Each of the nonprofits targeted by the PILOT program could get a reduction of up to 50 percent of its recommended property-based payment, as a credit for community benefits offered by the institution, according to the Final Report of the Mayor’s PILOT Task Force.
Although AAMD has not yet publicly weighed in on this controversy, Ford Bell, president of the American Association of Museums, has stepped up to the plate and taken a swing. He is quoted by Erica Cooke of the Art Newspaper:
To say, “Now we
are going to tax them, but we’re not going to call it a tax” is very
disingenuous.
Cooke observes that “to say ‘no’ would risk the good working
relationship that many of these not-for-profits have with the city of
Boston.”
Maybe so.
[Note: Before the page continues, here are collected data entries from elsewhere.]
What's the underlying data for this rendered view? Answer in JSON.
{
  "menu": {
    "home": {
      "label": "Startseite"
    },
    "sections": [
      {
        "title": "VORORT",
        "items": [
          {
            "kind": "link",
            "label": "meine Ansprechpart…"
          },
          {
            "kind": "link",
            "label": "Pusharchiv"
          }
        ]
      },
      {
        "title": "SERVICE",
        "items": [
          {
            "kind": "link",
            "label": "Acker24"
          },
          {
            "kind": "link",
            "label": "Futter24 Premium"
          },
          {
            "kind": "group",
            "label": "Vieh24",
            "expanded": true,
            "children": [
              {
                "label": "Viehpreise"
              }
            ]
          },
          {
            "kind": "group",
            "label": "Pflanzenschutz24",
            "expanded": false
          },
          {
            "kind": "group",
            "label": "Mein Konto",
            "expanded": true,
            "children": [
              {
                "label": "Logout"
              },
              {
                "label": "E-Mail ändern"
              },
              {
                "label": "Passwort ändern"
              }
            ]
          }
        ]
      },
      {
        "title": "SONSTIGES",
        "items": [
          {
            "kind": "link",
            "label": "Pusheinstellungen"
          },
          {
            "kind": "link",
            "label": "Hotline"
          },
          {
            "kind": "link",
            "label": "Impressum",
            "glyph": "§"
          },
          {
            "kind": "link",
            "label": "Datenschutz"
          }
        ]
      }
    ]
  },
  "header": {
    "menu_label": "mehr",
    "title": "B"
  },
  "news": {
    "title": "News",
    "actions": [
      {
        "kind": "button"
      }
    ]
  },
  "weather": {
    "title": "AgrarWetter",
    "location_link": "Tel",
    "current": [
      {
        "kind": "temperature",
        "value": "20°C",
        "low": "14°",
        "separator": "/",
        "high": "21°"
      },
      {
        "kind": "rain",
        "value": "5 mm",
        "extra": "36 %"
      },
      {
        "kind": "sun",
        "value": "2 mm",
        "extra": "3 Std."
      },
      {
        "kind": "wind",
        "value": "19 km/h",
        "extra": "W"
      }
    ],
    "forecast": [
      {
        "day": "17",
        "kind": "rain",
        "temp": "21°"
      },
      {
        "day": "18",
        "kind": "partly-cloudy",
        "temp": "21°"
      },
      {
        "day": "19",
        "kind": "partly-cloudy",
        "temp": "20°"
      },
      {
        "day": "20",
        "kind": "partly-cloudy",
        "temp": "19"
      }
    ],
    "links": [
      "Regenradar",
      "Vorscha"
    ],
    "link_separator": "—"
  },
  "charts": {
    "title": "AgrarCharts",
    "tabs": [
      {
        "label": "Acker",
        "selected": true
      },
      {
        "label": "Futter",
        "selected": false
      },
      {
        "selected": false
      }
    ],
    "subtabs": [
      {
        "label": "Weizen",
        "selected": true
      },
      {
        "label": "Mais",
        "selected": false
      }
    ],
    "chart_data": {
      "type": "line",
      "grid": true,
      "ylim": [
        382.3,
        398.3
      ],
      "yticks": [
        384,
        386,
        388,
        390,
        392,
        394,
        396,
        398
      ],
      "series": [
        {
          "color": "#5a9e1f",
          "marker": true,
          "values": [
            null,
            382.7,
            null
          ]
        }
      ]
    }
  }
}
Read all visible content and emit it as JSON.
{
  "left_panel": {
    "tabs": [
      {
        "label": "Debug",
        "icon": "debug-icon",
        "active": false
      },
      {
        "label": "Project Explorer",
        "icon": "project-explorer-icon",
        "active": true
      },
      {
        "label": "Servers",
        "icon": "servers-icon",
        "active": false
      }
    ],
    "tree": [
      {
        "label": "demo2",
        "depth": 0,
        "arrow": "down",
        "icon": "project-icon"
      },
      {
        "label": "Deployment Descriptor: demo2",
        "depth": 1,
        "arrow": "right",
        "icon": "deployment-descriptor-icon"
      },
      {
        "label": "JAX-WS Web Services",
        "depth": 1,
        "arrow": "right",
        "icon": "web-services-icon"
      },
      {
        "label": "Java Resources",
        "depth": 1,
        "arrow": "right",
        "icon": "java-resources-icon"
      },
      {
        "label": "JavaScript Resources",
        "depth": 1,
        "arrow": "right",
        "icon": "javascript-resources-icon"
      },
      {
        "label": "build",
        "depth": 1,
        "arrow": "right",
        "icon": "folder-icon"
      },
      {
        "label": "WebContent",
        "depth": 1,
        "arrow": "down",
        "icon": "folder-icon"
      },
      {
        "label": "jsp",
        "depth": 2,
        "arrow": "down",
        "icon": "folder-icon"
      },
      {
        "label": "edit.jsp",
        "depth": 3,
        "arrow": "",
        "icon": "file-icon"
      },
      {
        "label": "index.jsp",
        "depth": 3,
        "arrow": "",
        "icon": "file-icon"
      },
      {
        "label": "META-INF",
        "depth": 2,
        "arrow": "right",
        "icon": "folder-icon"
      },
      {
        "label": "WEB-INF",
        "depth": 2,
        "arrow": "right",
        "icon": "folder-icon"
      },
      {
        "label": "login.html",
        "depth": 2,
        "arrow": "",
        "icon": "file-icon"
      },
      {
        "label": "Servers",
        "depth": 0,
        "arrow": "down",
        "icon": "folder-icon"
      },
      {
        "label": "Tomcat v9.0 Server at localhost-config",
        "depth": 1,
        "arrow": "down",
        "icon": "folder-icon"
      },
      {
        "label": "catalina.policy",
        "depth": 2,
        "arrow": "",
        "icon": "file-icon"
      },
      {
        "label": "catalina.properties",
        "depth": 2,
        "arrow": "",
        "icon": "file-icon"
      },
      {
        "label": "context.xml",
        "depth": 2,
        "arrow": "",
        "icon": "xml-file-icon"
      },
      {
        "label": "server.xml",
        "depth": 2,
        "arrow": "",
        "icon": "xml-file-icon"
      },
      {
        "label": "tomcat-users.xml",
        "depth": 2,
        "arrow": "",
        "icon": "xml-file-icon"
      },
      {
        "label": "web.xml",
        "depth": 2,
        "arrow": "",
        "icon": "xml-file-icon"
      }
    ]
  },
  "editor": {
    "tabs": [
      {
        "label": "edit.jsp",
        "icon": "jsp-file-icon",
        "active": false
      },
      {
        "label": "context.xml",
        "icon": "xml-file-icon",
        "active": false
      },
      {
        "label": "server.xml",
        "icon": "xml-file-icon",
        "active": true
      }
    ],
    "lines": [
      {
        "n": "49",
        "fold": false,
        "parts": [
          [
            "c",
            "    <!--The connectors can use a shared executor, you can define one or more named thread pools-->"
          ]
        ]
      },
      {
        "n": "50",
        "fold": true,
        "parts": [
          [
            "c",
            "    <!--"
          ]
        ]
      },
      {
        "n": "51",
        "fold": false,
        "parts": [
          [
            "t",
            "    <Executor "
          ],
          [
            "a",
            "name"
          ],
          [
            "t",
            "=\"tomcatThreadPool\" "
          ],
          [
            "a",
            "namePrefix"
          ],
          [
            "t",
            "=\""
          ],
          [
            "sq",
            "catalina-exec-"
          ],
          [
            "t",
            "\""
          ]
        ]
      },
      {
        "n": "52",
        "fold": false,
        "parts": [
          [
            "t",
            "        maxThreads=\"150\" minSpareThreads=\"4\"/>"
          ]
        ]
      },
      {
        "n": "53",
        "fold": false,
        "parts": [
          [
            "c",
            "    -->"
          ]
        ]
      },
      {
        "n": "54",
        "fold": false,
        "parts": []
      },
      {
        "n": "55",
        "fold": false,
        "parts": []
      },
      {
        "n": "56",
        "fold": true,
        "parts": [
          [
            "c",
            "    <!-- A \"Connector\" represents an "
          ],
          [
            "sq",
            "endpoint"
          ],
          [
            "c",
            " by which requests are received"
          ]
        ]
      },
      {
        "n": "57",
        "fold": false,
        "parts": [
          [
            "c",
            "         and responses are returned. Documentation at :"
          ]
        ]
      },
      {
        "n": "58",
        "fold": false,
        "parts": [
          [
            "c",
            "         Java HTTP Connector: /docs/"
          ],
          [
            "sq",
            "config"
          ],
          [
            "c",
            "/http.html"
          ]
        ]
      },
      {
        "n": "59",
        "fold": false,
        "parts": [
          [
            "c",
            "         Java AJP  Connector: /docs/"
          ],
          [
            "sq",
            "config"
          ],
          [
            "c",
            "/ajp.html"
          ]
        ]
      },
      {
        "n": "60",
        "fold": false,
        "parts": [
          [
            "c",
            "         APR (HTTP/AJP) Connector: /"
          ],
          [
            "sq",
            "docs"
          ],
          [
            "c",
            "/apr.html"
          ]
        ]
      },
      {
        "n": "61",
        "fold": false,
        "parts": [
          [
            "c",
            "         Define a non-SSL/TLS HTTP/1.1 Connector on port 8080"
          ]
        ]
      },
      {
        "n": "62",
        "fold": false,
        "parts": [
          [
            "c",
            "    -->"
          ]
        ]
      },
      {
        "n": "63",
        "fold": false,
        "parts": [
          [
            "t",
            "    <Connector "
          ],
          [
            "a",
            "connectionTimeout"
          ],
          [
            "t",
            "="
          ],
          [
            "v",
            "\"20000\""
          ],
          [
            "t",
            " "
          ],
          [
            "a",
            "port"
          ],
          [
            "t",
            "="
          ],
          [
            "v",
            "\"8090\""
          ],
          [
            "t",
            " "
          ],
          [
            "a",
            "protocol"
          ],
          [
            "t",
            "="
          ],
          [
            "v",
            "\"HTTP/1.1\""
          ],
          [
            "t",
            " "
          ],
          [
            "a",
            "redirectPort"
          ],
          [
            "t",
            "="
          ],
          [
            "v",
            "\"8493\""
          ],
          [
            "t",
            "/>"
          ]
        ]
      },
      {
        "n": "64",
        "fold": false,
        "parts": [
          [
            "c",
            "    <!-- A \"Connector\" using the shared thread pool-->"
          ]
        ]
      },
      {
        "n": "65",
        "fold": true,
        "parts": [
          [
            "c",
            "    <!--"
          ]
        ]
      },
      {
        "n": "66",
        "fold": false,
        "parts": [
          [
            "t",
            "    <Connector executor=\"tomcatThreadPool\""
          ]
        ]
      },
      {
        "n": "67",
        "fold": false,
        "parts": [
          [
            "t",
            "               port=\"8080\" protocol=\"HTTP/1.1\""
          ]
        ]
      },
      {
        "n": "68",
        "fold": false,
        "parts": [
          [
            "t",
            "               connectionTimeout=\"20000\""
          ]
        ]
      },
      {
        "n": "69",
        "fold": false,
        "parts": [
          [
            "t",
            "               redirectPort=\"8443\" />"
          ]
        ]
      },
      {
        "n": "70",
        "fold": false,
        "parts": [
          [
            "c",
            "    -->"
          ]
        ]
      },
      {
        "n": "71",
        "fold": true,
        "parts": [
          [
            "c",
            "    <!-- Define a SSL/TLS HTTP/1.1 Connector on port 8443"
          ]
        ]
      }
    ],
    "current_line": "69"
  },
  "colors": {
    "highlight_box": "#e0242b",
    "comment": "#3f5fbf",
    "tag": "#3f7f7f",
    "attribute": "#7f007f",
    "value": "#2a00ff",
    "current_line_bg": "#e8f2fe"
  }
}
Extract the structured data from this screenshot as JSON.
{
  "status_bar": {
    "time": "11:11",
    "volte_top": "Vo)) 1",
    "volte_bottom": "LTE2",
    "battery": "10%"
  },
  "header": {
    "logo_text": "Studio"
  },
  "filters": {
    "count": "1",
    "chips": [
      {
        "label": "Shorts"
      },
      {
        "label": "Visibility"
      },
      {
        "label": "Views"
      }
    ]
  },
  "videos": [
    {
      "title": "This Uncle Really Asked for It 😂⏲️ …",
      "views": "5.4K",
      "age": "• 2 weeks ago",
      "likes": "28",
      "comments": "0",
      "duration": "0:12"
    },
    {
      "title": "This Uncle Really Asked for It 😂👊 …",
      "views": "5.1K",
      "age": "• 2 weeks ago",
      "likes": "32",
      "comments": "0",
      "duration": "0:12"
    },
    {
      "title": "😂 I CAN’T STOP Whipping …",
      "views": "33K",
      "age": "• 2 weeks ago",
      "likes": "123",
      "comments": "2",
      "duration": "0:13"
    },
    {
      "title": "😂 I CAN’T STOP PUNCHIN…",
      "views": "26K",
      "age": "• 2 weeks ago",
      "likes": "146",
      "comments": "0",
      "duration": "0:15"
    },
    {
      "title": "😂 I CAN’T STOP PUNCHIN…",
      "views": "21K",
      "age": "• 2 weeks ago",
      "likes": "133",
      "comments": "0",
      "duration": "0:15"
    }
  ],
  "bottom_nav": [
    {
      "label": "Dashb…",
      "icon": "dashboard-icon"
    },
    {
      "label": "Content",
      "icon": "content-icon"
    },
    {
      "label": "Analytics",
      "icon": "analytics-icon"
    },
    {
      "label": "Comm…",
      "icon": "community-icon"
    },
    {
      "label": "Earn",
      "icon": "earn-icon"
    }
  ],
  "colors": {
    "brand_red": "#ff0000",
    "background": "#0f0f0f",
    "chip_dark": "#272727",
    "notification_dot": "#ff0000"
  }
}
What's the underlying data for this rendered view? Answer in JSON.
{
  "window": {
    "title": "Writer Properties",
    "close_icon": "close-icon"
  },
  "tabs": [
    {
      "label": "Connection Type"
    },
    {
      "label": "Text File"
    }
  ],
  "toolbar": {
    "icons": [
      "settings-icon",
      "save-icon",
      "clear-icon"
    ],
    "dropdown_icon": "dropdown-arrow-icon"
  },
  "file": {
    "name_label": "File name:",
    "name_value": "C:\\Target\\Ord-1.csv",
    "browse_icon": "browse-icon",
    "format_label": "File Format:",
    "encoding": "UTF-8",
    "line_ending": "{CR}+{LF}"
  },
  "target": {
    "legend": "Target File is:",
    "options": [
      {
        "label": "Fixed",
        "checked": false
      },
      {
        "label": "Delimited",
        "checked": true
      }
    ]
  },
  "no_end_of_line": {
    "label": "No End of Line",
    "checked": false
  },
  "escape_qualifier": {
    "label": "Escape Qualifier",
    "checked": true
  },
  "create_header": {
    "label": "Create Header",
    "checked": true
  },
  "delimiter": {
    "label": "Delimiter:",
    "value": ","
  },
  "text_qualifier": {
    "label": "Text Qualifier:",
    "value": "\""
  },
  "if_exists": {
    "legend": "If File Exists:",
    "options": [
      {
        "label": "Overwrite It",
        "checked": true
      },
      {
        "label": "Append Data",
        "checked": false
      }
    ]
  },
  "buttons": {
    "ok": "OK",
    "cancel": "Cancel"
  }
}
And maybe AAMD, fearing the slippery slope of a tax-that’s-not-called-a-tax, should take a stand against the insidious erosion of museums’ tax-exempt status.
But Rogers has already risked his “good working relationship” with the city by taking his beef to the press. Perhaps a more effective strategy would be spearheading a frank but cordial discussion between city officials (including Mayor Menino) and the entire group of affected institutions—cultural, educational, and others—seeking consensus, not confrontation.
The city has a stake in a robust nonprofit sector; the nonprofits have a stake in a financially viable city. Better that they open the lines of communication to work together for mutual benefit, rather than wrestle in public.
“In devising this plan, the task force never sought the input of any of the city’s cultural institutions,” Rogers wrote in the Art Newspaper. Indeed, no representatives of cultural nonprofits were included on the Mayor’s PILOT Task Force that recommended the controversial changes.
It’s time, belatedly, to correct this serious oversight. After all, wasn’t the Boston Tea Party all about “taxation without representation”?
Wait a minute! Malcolm’s a native Brit. Is this poetic justice, Revolutionary War Division?